Key Features of AWS SDK:

• API abstraction: Higher-level abstractions simplify complex operations like S3 object uploads or DynamoDB queries.
• Cross-service integration: SDKs help integrate multiple AWS services together within applications.
• Authentication: Easily manage credentials and authenticate requests using IAM roles or user access keys.
• Retry logic: Handles transient network issues with built-in retry logic.

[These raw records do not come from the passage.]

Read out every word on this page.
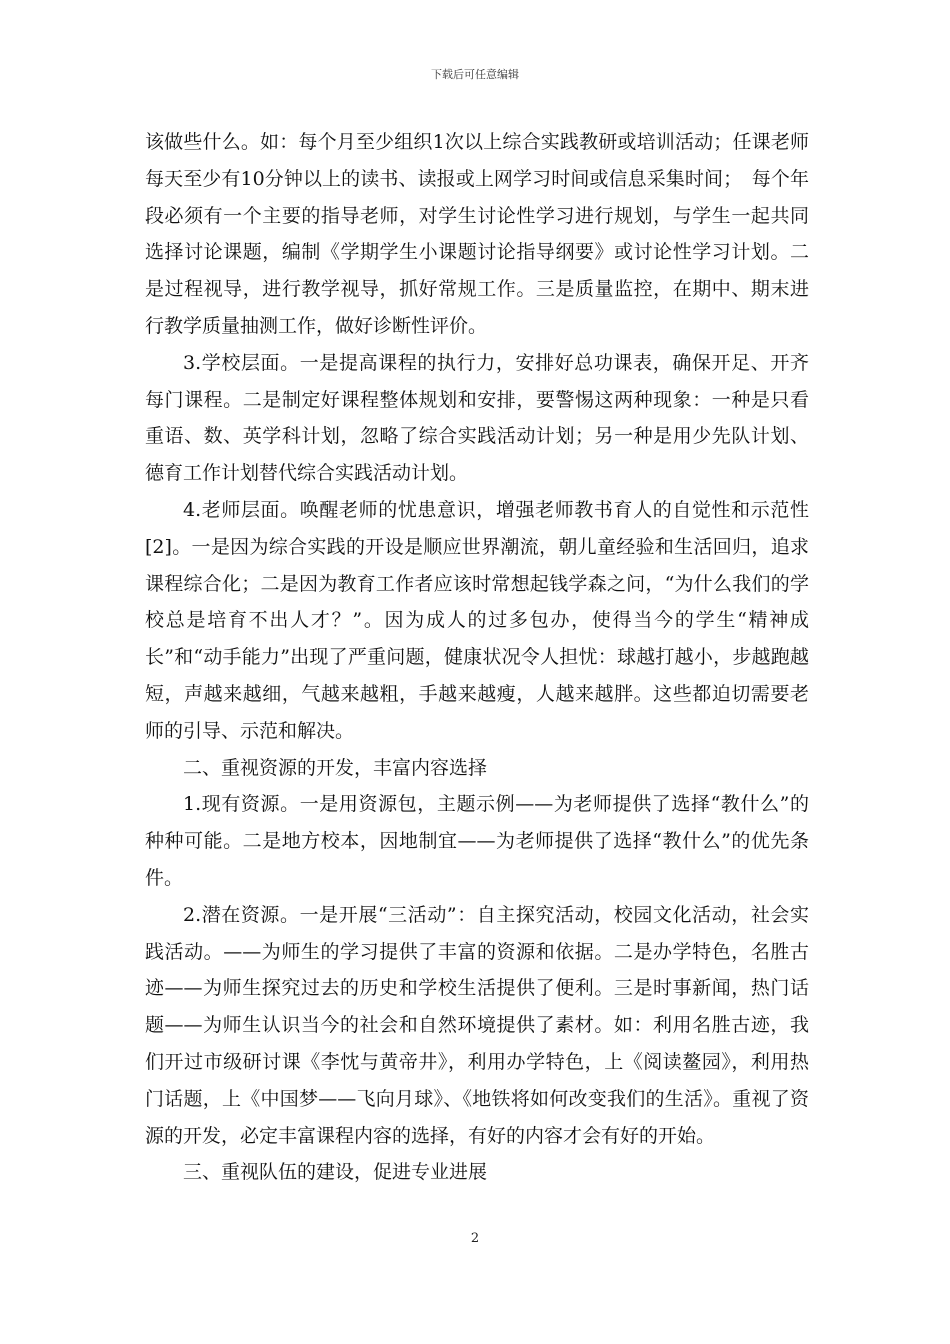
下载后可任意编辑

该做些什么。如：每个月至少组织1次以上综合实践教研或培训活动；任课老师每天至少有10分钟以上的读书、读报或上网学习时间或信息采集时间；　每个年段必须有一个主要的指导老师，对学生讨论性学习进行规划，与学生一起共同选择讨论课题，编制《学期学生小课题讨论指导纲要》或讨论性学习计划。二是过程视导，进行教学视导，抓好常规工作。三是质量监控，在期中、期末进行教学质量抽测工作，做好诊断性评价。

3.学校层面。一是提高课程的执行力，安排好总功课表，确保开足、开齐每门课程。二是制定好课程整体规划和安排，要警惕这两种现象：一种是只看重语、数、英学科计划，忽略了综合实践活动计划；另一种是用少先队计划、德育工作计划替代综合实践活动计划。

4.老师层面。唤醒老师的忧患意识，增强老师教书育人的自觉性和示范性[2]。一是因为综合实践的开设是顺应世界潮流，朝儿童经验和生活回归，追求课程综合化；二是因为教育工作者应该时常想起钱学森之问，“为什么我们的学校总是培育不出人才？”。因为成人的过多包办，使得当今的学生“精神成长”和“动手能力”出现了严重问题，健康状况令人担忧：球越打越小，步越跑越短，声越来越细，气越来越粗，手越来越瘦，人越来越胖。这些都迫切需要老师的引导、示范和解决。

二、重视资源的开发，丰富内容选择

1.现有资源。一是用资源包，主题示例——为老师提供了选择“教什么”的种种可能。二是地方校本，因地制宜——为老师提供了选择“教什么”的优先条件。

2.潜在资源。一是开展“三活动”：自主探究活动，校园文化活动，社会实践活动。——为师生的学习提供了丰富的资源和依据。二是办学特色，名胜古迹——为师生探究过去的历史和学校生活提供了便利。三是时事新闻，热门话题——为师生认识当今的社会和自然环境提供了素材。如：利用名胜古迹，我们开过市级研讨课《李忱与黄帝井》，利用办学特色，上《阅读鳌园》，利用热门话题，上《中国梦——飞向月球》、《地铁将如何改变我们的生活》。重视了资源的开发，必定丰富课程内容的选择，有好的内容才会有好的开始。

三、重视队伍的建设，促进专业进展

2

Example Usage (Python boto3 SDK):

import boto3

# Create an S3 client
s3 = boto3.client('s3')

# List all S3 buckets
response = s3.list_buckets()
print('S3 Buckets:', [bucket['Name'] for bucket in response['Buckets']])

IAM Section – Summary

• Users: Mapped to a physical user, has a username and password for AWS Management Console access.
• Groups: Contains users and allows applying common permissions to multiple users.
• Policies: JSON document that defines permissions for users, groups, or roles.
• Roles: Assign to AWS services (e.g., EC2, Lambda) for accessing other resources without credentials.
• Permissions: Allow or deny actions on AWS resources, defined using policies.
• MFA: Multi-Factor Authentication for an additional layer of security beyond username and password.
• Password Policy: Enforce password complexity, rotation, and reuse rules for IAM users.
• AWS CLI: Command-line tool to interact with AWS services and automate tasks.
• AWS SDK: Use programming languages (e.g., Python, JavaScript) to manage AWS services programmatically.
• Access Keys: Key pairs used to authenticate when accessing AWS using the CLI or SDK.
• Audit Tools: IAM Credential Report lists user credentials; Access Advisor shows service permissions usage.